そもそも客室のキャパシティがホテルとは比べ物にならないのだから、旅行会社などのエージェントに客室をブロックしてもらう戦略はとっていない。極力、自前のリピーターや、かつての旅館らしさを求める客層にターゲットを絞っている。また、このところは海外から利用者も増えている。いわゆるトラディショナルな日本を求めてWEBなどで捜し求めてくるのだ。
肩のこらない接客、気取らないサービス。諸々の事情から、この春急遽、経営のトップに立った女将さんは、あくまでも主婦の視点で旅館業の今を見つめている。「チェックインしたら部屋に閉じこもるというお客さんではなくて、何がしかのコミュニケーションを求める方が多い」。旅館本来のあり方そのものが商品性を持つというパラドックス。マスではなくニッチ、しかし、エッジが立っている。そんな商品政策である。

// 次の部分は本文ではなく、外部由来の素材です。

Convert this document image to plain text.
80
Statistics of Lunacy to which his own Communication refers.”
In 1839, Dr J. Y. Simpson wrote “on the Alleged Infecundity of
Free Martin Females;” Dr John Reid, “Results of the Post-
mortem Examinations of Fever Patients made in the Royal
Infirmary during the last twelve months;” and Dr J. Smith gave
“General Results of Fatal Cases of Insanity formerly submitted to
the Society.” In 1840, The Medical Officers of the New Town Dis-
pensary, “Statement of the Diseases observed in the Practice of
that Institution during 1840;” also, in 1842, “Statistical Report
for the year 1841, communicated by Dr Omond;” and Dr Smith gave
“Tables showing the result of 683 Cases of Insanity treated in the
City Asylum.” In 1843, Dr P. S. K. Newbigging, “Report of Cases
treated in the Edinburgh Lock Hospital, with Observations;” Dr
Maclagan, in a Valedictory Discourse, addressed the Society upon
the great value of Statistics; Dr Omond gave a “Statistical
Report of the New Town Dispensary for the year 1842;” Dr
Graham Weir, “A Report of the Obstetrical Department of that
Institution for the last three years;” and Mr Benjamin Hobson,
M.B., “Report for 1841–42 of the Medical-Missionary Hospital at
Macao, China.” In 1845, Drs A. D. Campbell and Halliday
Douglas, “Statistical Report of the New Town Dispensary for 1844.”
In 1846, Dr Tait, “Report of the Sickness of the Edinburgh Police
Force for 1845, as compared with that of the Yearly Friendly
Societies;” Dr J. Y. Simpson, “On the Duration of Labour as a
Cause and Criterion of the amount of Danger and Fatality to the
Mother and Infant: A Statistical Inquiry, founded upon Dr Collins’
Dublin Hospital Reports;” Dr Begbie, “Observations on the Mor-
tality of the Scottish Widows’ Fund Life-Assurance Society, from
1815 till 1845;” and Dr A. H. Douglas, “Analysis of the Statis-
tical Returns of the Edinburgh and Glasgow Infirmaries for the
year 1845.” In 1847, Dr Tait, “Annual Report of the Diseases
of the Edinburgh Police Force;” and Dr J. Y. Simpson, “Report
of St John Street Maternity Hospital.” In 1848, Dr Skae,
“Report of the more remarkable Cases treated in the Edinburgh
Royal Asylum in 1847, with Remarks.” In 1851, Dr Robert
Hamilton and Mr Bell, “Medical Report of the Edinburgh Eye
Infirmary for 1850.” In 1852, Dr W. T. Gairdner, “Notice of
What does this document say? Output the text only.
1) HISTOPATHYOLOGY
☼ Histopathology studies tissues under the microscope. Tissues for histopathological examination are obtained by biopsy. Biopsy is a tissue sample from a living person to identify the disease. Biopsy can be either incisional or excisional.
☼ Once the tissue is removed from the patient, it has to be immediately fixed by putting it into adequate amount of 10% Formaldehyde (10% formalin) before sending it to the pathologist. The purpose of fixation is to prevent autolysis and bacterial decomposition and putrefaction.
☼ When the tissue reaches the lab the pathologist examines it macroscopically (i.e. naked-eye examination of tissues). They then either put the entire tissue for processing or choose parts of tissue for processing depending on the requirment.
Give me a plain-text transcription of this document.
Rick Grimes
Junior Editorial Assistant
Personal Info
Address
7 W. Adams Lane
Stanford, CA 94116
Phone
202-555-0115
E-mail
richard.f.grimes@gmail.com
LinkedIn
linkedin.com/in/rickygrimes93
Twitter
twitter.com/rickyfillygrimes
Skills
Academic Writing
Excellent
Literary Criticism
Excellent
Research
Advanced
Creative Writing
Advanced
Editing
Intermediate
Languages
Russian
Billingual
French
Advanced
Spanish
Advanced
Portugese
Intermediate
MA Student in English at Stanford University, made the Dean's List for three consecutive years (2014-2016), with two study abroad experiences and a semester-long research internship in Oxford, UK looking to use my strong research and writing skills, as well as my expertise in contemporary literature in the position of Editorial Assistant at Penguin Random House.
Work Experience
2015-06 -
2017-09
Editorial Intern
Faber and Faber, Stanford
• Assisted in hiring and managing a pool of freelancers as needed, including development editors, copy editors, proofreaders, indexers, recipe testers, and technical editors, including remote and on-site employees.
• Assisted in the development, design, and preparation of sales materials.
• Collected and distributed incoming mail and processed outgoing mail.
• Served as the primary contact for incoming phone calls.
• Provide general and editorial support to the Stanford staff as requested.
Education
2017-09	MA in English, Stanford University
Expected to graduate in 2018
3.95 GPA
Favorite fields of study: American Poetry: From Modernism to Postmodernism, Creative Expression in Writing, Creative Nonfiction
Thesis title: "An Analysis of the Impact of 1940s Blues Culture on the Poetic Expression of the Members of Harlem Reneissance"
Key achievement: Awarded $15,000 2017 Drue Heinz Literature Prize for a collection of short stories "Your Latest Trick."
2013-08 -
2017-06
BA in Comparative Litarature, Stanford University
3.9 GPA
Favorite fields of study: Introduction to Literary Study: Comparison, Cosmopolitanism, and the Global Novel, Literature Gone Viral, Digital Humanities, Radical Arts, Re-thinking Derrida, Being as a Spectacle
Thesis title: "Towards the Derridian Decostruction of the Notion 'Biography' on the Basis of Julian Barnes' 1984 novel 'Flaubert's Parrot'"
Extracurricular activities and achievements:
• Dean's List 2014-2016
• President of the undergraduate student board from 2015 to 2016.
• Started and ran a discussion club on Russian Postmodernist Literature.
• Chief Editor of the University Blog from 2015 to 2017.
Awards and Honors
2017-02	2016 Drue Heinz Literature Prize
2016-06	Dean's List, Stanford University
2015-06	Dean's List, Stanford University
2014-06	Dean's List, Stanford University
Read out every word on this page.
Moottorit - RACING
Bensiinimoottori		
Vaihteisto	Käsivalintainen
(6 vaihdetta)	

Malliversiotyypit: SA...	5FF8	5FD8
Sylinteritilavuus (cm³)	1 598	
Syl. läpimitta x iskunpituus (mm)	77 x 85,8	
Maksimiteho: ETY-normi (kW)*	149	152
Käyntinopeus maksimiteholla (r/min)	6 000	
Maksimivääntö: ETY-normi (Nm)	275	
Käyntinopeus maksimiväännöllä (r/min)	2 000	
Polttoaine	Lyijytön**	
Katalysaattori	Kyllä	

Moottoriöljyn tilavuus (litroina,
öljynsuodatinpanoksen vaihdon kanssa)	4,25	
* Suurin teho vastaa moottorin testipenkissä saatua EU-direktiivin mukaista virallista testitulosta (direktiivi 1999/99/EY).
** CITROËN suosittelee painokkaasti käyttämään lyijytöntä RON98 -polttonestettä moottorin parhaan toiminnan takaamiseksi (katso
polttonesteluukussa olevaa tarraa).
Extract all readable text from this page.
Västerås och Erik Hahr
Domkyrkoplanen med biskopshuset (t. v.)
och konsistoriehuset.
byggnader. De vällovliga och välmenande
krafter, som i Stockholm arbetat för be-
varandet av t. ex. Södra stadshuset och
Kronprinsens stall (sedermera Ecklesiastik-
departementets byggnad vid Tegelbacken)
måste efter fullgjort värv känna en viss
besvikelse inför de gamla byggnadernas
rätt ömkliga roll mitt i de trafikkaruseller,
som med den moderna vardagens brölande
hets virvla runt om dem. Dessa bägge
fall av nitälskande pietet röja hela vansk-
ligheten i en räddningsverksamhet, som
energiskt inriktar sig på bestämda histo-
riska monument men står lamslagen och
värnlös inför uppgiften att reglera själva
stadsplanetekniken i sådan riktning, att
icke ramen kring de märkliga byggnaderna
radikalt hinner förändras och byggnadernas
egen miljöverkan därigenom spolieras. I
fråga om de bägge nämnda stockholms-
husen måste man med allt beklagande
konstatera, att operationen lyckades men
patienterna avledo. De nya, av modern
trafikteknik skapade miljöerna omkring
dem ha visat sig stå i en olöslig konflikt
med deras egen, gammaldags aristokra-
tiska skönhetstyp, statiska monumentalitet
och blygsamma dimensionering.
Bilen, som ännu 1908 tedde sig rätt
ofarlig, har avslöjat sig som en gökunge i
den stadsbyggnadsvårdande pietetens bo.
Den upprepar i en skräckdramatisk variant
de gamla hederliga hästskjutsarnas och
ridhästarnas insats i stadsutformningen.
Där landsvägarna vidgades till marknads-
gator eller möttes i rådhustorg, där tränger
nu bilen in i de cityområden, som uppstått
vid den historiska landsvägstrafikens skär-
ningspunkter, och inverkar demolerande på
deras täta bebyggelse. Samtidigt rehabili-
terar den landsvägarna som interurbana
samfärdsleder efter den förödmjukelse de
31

さて翻ってwin-board.biz。中小企業に使ってもらえるツールというのは、まぎれもなくニッチであろう。しかし、その中味はエッジが立っているだろうか。愚直なまでにひたむきなサービスたりえているだろうか。作り手、供給サイドである我々は、まだ見ぬ顧客の声を聞くための手配をしているだろうか。